Duncan is a role model not only for success, but for productivity and integrity. He entered engineering because it is a profitable career, he admitted. Yet he walked out on his first job after earning his bachelor's degree when he was asked to falsify records. He had $200 in the bank and a wife and child. Thirty years later, he is the recipient of the Karl Terzaghi Lectureship, recognizing a lifetime of achievement, and has won national, state and university teaching awards as well as many professional recognitions.

He came to Virginia Tech from the faculty of the University of California at Berkeley in 1984 as the W. Thomas Rice professor of civil engineering. In 1987, he was appointed university distinguished professor.

At Virginia Tech, Duncan has developed and taught undergraduate and graduate courses in geotechnical engineering, dealing with soil mechanics, foundations, and earth dams. He has earned four Teaching Excellence Awards at Virginia Tech, and was named the Outstanding Engineering Educator in Virginia in 1994.

Duncan also served as the coordinator of the geotechnical engineering group from 1984 through 1993. He and his colleagues have built the teaching-and-research program into one of the top geotechnical engineering programs in the country. Duncan's international reputation for his research contributions and his commitment to teaching have attracted top students and resources for students and for research.

He has written more than 200 publications in the area of geotechnical engineering, including engineering manuals on slope stability, shallow foundations, driven-pile foundations, drilled-shaft foundations, retaining walls, and bridge abutments. He has also developed computer programs for analysis of stresses and movements in dams, soil-structure interaction, consolidation settlements, retaining-wall stability, design of anchored bulkheads, and analysis of lateral loads on deep foundations.

Before his academic career, Duncan worked as a civil engineer in Florida, Mississippi, and California, and then was an independent geotechnical engineering consultant on projects in the United States, South America, Europe, the Middle East, Japan, and New Zealand.
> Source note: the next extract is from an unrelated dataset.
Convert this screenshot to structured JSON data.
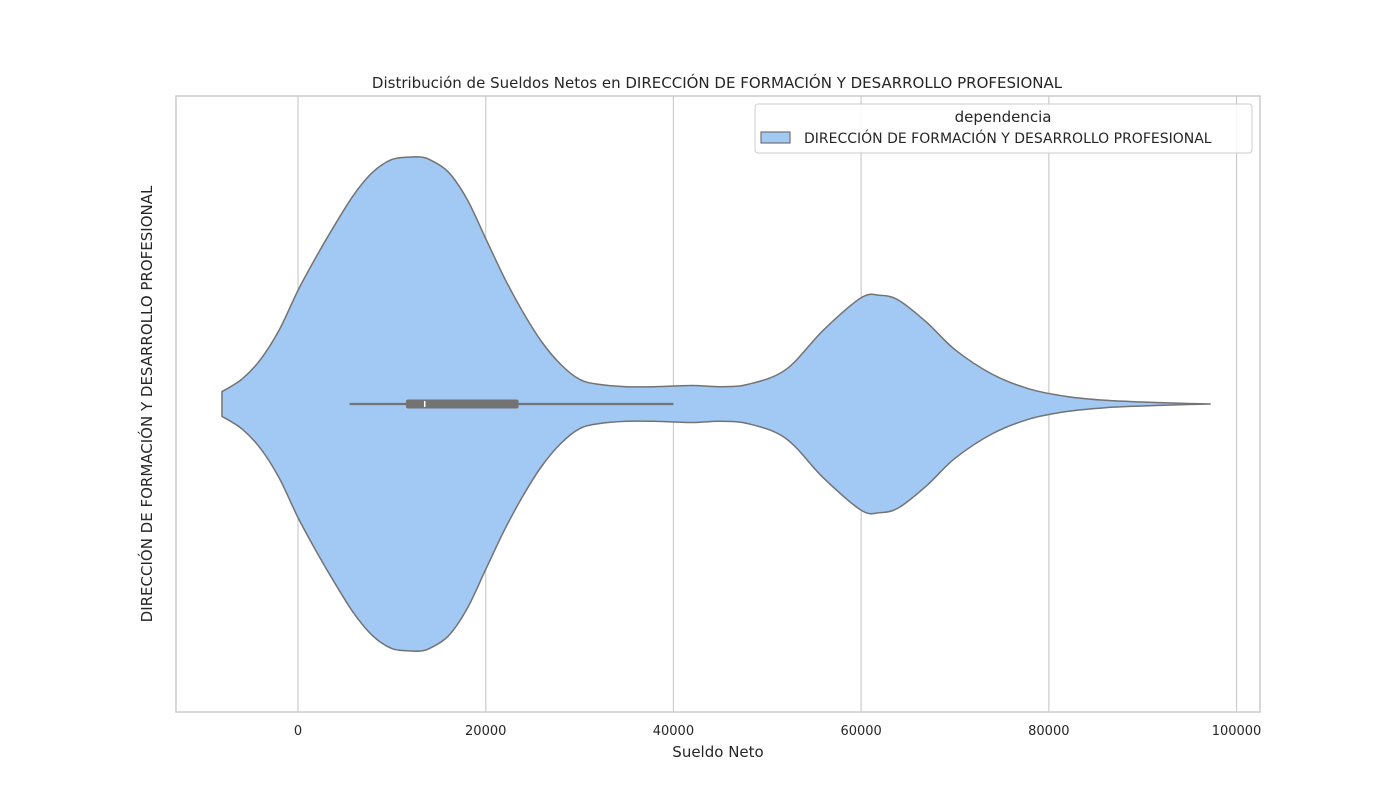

He continues to consult, including as a member of the Geotechnical Advisory Board for the Panama Canal; for Seven Oaks Dam, under construction in southern California; as a reviewer of geotechnical studies for the Keller Canyon Sanitary Landfill in northern California; as an advisor on geotechnical aspects of the construction of the new airport in Bogota, Columbia; as an advisor on the landslide-stabilization works at the Boise-Cascade plant site on the Tombigbee River in Jackson, Ala.; as a member of the review team for mitigation of ground movements at the Macraes Gold Mine in Otago, New Zealand; and for the U. S. Army Corps of Engineers.

He was elected to the National Academy of Engineering in 1985, has been an active leader with the American Society of Civil Engineers, has served on the Geotechnical Board of the National Research Council, and chaired the Transportation Research Board Committee on Soil-Structure interaction.

Duncan received three Outstanding Faculty Awards at UC-Berkeley, the George Westinghouse national teaching award from the American Society for Engineering Education, and many professional awards recognizing his research and teaching. He was the Laurits Bjerrum Memorial lecturer in Norway in 1991.

Duncan received his bachelor of science degree from Georgia Tech and his graduate degrees from Berkeley. He is a registered professional engineer in California and Virginia.